Morgan was born in Avarua in 1934, the oldest of six children of Ripeka and Utanga Utanga. She was educated at Rarotonga Primary School and then won a government scholarship to attend St Matthew's Collegiate School in Masterton in New Zealand.[1] She studied at Ardmore Teachers' College from 1953 to 1954, where she met Guy Morgan. The couple married in 1955 and went on to have five children.
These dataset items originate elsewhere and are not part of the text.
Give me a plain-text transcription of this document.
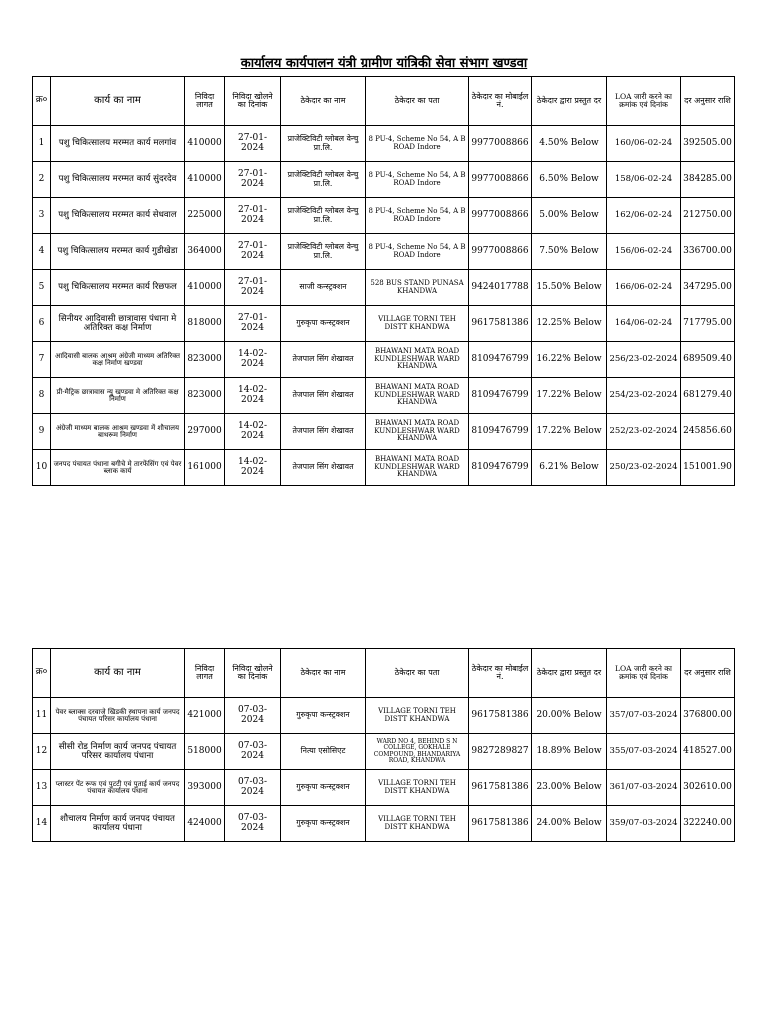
कार्यालय कार्यपालन यंत्री ग्रामीण यांत्रिकी सेवा संभाग खण्डवा
क्र०	कार्य का नाम	निविदा लागत	निविदा खोलने का दिनांक	ठेकेदार का नाम	ठेकेदार का पता	ठेकेदार का मोबाईल नं.	ठेकेदार द्वारा प्रस्तुत दर	LOA जारी करने का क्रमांक एवं दिनांक	दर अनुसार राशि
1	पशु चिकित्सालय मरम्मत कार्य मलगांव	410000	27-01-2024	प्राजेक्टिविटी ग्लोबल वेन्चु प्रा.लि.	8 PU-4, Scheme No 54, A B ROAD Indore	9977008866	4.50% Below	160/06-02-24	392505.00
2	पशु चिकित्सालय मरम्मत कार्य सुंदरदेव	410000	27-01-2024	प्राजेक्टिविटी ग्लोबल वेन्चु प्रा.लि.	8 PU-4, Scheme No 54, A B ROAD Indore	9977008866	6.50% Below	158/06-02-24	384285.00
3	पशु चिकित्सालय मरम्मत कार्य सेधवाल	225000	27-01-2024	प्राजेक्टिविटी ग्लोबल वेन्चु प्रा.लि.	8 PU-4, Scheme No 54, A B ROAD Indore	9977008866	5.00% Below	162/06-02-24	212750.00
4	पशु चिकित्सालय मरम्मत कार्य गुडीखेडा	364000	27-01-2024	प्राजेक्टिविटी ग्लोबल वेन्चु प्रा.लि.	8 PU-4, Scheme No 54, A B ROAD Indore	9977008866	7.50% Below	156/06-02-24	336700.00
5	पशु चिकित्सालय मरम्मत कार्य रिछफल	410000	27-01-2024	साजी कन्स्ट्रक्शन	528 BUS STAND PUNASA KHANDWA	9424017788	15.50% Below	166/06-02-24	347295.00
6	सिनीयर आदिवासी छात्रावास पंधाना मे अतिरिक्त कक्ष निर्माण	818000	27-01-2024	गुरुकृपा कन्स्ट्रक्शन	VILLAGE TORNI TEH DISTT KHANDWA	9617581386	12.25% Below	164/06-02-24	717795.00
7	आदिवासी बालक आश्रम अंग्रेजी माध्यम अतिरिक्त कक्ष निर्माण खण्डवा	823000	14-02-2024	तेजपाल सिंग शेखावत	BHAWANI MATA ROAD KUNDLESHWAR WARD KHANDWA	8109476799	16.22% Below	256/23-02-2024	689509.40
8	प्री-मैट्रिक छात्रावास न्यु खण्डवा मे अतिरिक्त कक्ष निर्माण	823000	14-02-2024	तेजपाल सिंग शेखावत	BHAWANI MATA ROAD KUNDLESHWAR WARD KHANDWA	8109476799	17.22% Below	254/23-02-2024	681279.40
9	अंग्रेजी माध्यम बालक आश्रम खण्डवा में शौचालय बाथरूम निर्माण	297000	14-02-2024	तेजपाल सिंग शेखावत	BHAWANI MATA ROAD KUNDLESHWAR WARD KHANDWA	8109476799	17.22% Below	252/23-02-2024	245856.60
10	जनपद पंचायत पंधाना बगीचे मे तारफेंसिंग एवं पेवर ब्लाक कार्य	161000	14-02-2024	तेजपाल सिंग शेखावत	BHAWANI MATA ROAD KUNDLESHWAR WARD KHANDWA	8109476799	6.21% Below	250/23-02-2024	151001.90
क्र०	कार्य का नाम	निविदा लागत	निविदा खोलने का दिनांक	ठेकेदार का नाम	ठेकेदार का पता	ठेकेदार का मोबाईल नं.	ठेकेदार द्वारा प्रस्तुत दर	LOA जारी करने का क्रमांक एवं दिनांक	दर अनुसार राशि
11	पेवर ब्लाक्स दरवाजे खिडकी स्थापना कार्य जनपद पंचायत परिसर कार्यालय पंधाना	421000	07-03-2024	गुरुकृपा कन्स्ट्रक्शन	VILLAGE TORNI TEH DISTT KHANDWA	9617581386	20.00% Below	357/07-03-2024	376800.00
12	सीसी रोड निर्माण कार्य जनपद पंचायत परिसर कार्यालय पंधाना	518000	07-03-2024	नित्या एसोसिएट	WARD NO 4, BEHIND S N COLLEGE, GOKHALE COMPOUND, BHANDARIYA ROAD, KHANDWA	9827289827	18.89% Below	355/07-03-2024	418527.00
13	प्लास्टर पेंट रूफ एवं पुटटी एवं पुताई कार्य जनपद पंचायत कार्यालय पंधाना	393000	07-03-2024	गुरुकृपा कन्स्ट्रक्शन	VILLAGE TORNI TEH DISTT KHANDWA	9617581386	23.00% Below	361/07-03-2024	302610.00
14	शौचालय निर्माण कार्य जनपद पंचायत कार्यालय पंधाना	424000	07-03-2024	गुरुकृपा कन्स्ट्रक्शन	VILLAGE TORNI TEH DISTT KHANDWA	9617581386	24.00% Below	359/07-03-2024	322240.00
After starting her teaching career in Auckland, she returned to the Cook Islands to work at Nikao Maori School in Rarotonga from 1958 to 1962.
She was a Cook Islands delegate to the fourth South Pacific Commission conference in 1959.[2] In the same year she joined Rarotonga Teachers' Training College as teacher and Women's Warden.[1] A keen tennis and basketball player, she became president of the Rarotonga Basketball Referee's Union.[1] She also served as secretary of the Child Welfare Association.[1]
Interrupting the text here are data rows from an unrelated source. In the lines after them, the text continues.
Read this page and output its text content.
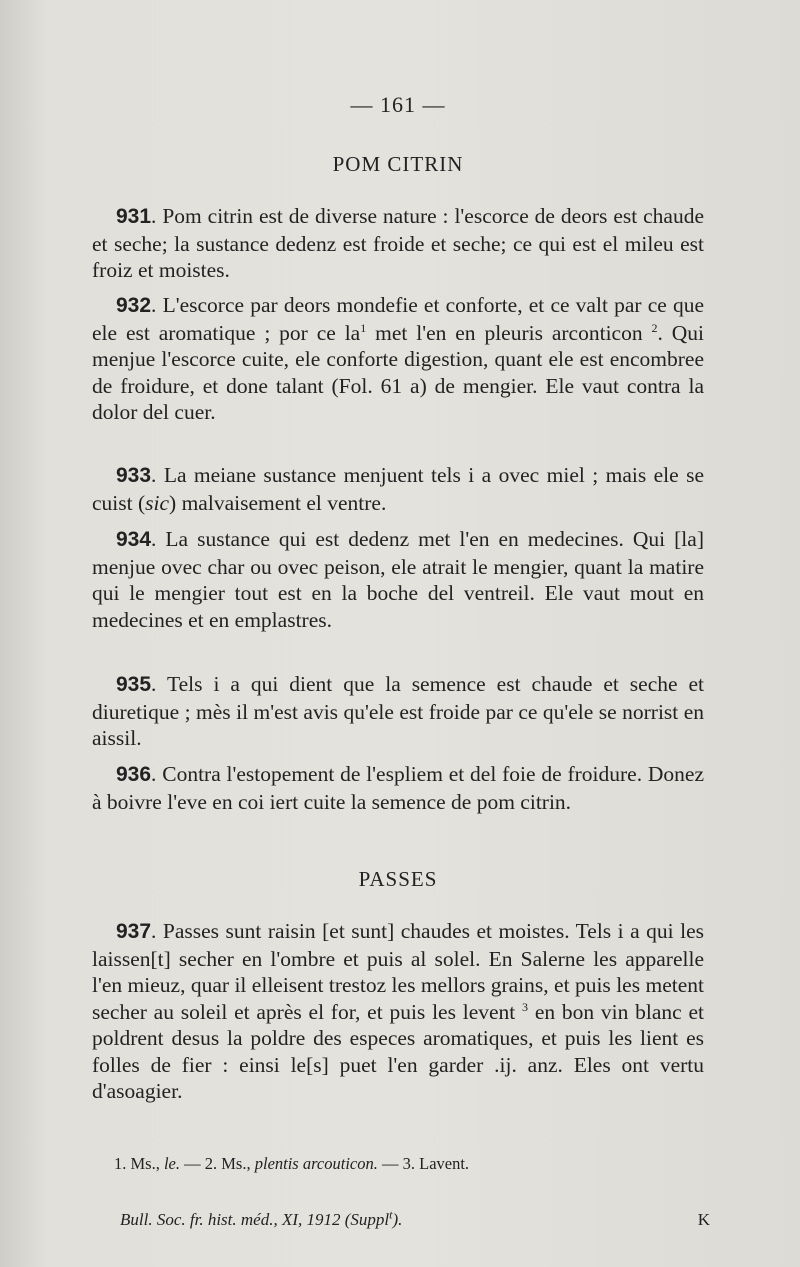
— 161 —
POM CITRIN

931. Pom citrin est de diverse nature : l'escorce de deors est chaude et seche; la sustance dedenz est froide et seche; ce qui est el mileu est froiz et moistes.

932. L'escorce par deors mondefie et conforte, et ce valt par ce que ele est aromatique ; por ce $la^1$ met l'en en pleuris arconticon $^2$. Qui menjue l'escorce cuite, ele conforte digestion, quant ele est encombree de froidure, et done talant (Fol. 61 a) de mengier. Ele vaut contra la dolor del cuer.

933. La meiane sustance menjuent tels i a ovec miel ; mais ele se cuist (sic) malvaisement el ventre.

934. La sustance qui est dedenz met l'en en medecines. Qui [la] menjue ovec char ou ovec peison, ele atrait le mengier, quant la matire qui le mengier tout est en la boche del ventreil. Ele vaut mout en medecines et en emplastres.

935. Tels i a qui dient que la semence est chaude et seche et diuretique ; mès il m'est avis qu'ele est froide par ce qu'ele se norrist en aissil.

936. Contra l'estopement de l'espliem et del foie de froidure. Donez à boivre l'eve en coi iert cuite la semence de pom citrin.

PASSES

937. Passes sunt raisin [et sunt] chaudes et moistes. Tels i a qui les laissen[t] secher en l'ombre et puis al solel. En Salerne les apparelle l'en mieuz, quar il elleisent trestoz les mellors grains, et puis les metent secher au soleil et après el for, et puis les levent $^3$ en bon vin blanc et poldrent desus la poldre des especes aromatiques, et puis les lient es folles de fier : einsi le[s] puet l'en garder .ij. anz. Eles ont vertu d'asoagier.

1. Ms., le. — 2. Ms., plentis arcouticon. — 3. Lavent.
Bull. Soc. fr. hist. méd., XI, 1912 (Suppl$^t$).	K
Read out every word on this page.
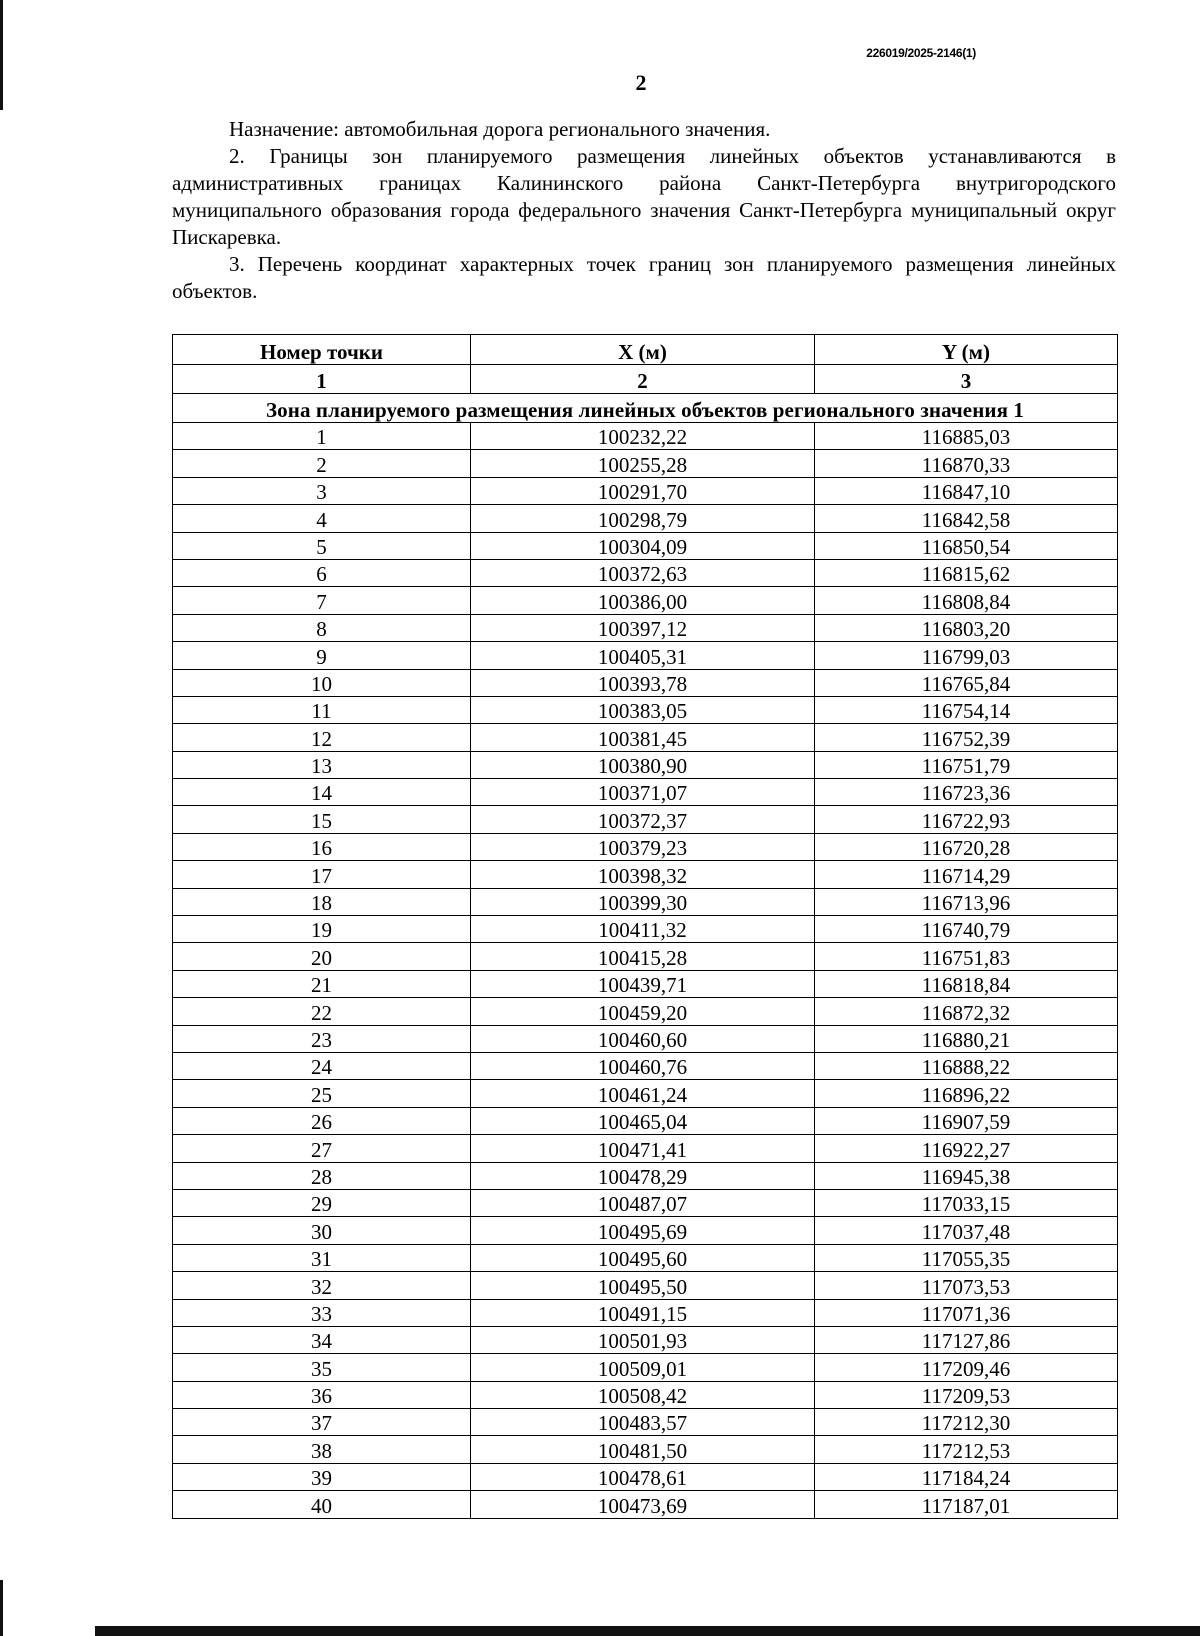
226019/2025-2146(1)
2

Назначение: автомобильная дорога регионального значения.

2. Границы зон планируемого размещения линейных объектов устанавливаются в административных границах Калининского района Санкт-Петербурга внутригородского муниципального образования города федерального значения Санкт-Петербурга муниципальный округ Пискаревка.

3. Перечень координат характерных точек границ зон планируемого размещения линейных объектов.

Номер точки	X (м)	Y (м)
1	2	3
Зона планируемого размещения линейных объектов регионального значения 1		
1	100232,22	116885,03
2	100255,28	116870,33
3	100291,70	116847,10
4	100298,79	116842,58
5	100304,09	116850,54
6	100372,63	116815,62
7	100386,00	116808,84
8	100397,12	116803,20
9	100405,31	116799,03
10	100393,78	116765,84
11	100383,05	116754,14
12	100381,45	116752,39
13	100380,90	116751,79
14	100371,07	116723,36
15	100372,37	116722,93
16	100379,23	116720,28
17	100398,32	116714,29
18	100399,30	116713,96
19	100411,32	116740,79
20	100415,28	116751,83
21	100439,71	116818,84
22	100459,20	116872,32
23	100460,60	116880,21
24	100460,76	116888,22
25	100461,24	116896,22
26	100465,04	116907,59
27	100471,41	116922,27
28	100478,29	116945,38
29	100487,07	117033,15
30	100495,69	117037,48
31	100495,60	117055,35
32	100495,50	117073,53
33	100491,15	117071,36
34	100501,93	117127,86
35	100509,01	117209,46
36	100508,42	117209,53
37	100483,57	117212,30
38	100481,50	117212,53
39	100478,61	117184,24
40	100473,69	117187,01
In the 1961 general elections, she contested the Rarotonga seat and was elected to the Legislative Assembly,[3] becoming the first directly elected woman in the Assembly alongside Poko Ingram. However, she returned to New Zealand the following year and started teaching at Tarawera School. Two years later she moved to Wharepaina Maori School, where she taught for three years. She then moved to Fiji, teaching at Levuka Public School for five years.
The couple returned to New Zealand in 1973, with Morgan teaching at Naike School for a year before moving to Tokoroa. After further teaching jobs at Balmoral Primary School (1975) and Tokoroa East School (1976–1978), she spent four years as a Maori teacher for the South Waikato area. She collected oral histories from her home village and published them in 1986 as Te Ma'ara'anga – Te 'Imene e te Pe'e. The narratives were accompanied by original melodies and can be read or sung.[4] In the same year, she was awarded the Queen's Service Medal.
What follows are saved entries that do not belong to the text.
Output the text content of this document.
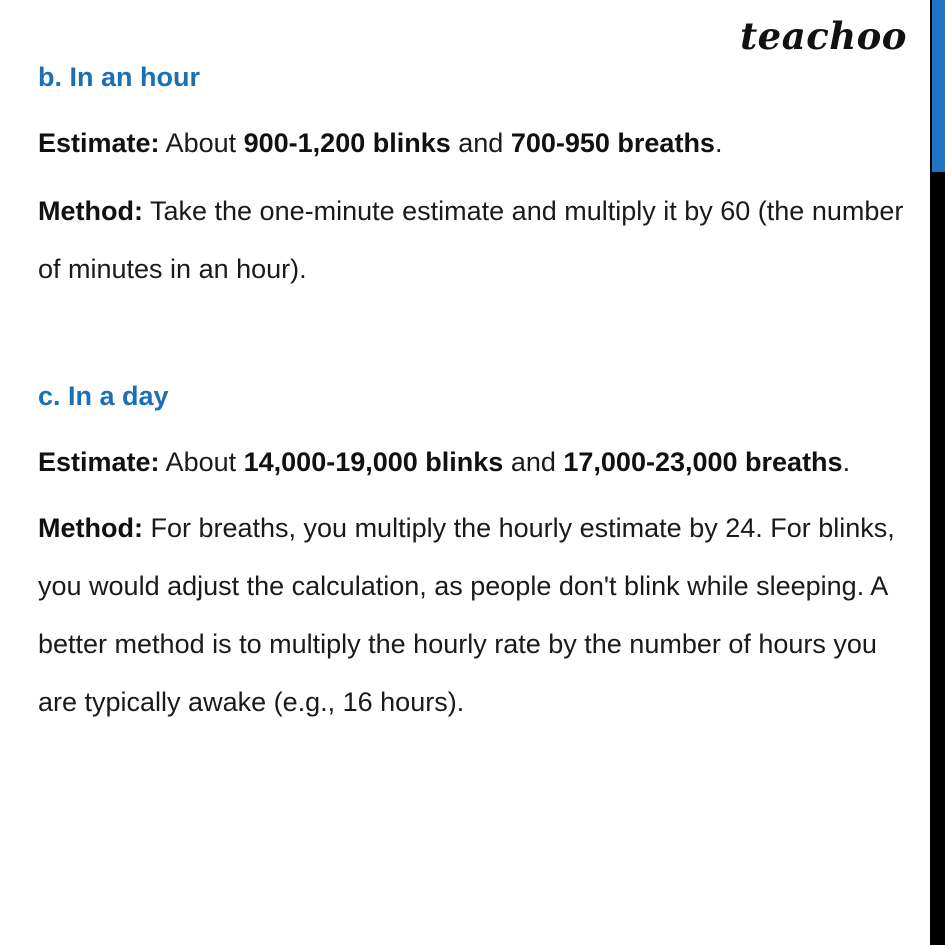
teachoo
b. In an hour
Estimate: About 900-1,200 blinks and 700-950 breaths.
Method: Take the one-minute estimate and multiply it by 60 (the number of minutes in an hour).
c. In a day
Estimate: About 14,000-19,000 blinks and 17,000-23,000 breaths.
Method: For breaths, you multiply the hourly estimate by 24. For blinks, you would adjust the calculation, as people don't blink while sleeping. A better method is to multiply the hourly rate by the number of hours you are typically awake (e.g., 16 hours).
In 1988 she became director of the Anau Ako Pasifika project, which specialised in creating resources for learning Pacific languages. She received a Fulbright Program study grant in 1990,[5] During the 1990s she wrote and published a series of children's books in Cook Islands Māori, which were translated into Samoan,[6] and two volumes of Cook Islands songs and verse for children.[7] She later wrote a non-fiction work on the experiences of Cook Islands women in New Zealand, titled Cook Islands women pioneers: early experiences in New Zealand = Vainetini kuki airani, which was published in 2001.[8]
After suffering a stroke in August 2007, she died in Waikato Hospital on 15 September 2007.[9] Anau Ako Pasifika established the Teupoko'ina Utanga Morgan Memorial Award to encourage the development of Pacific early childhood education services.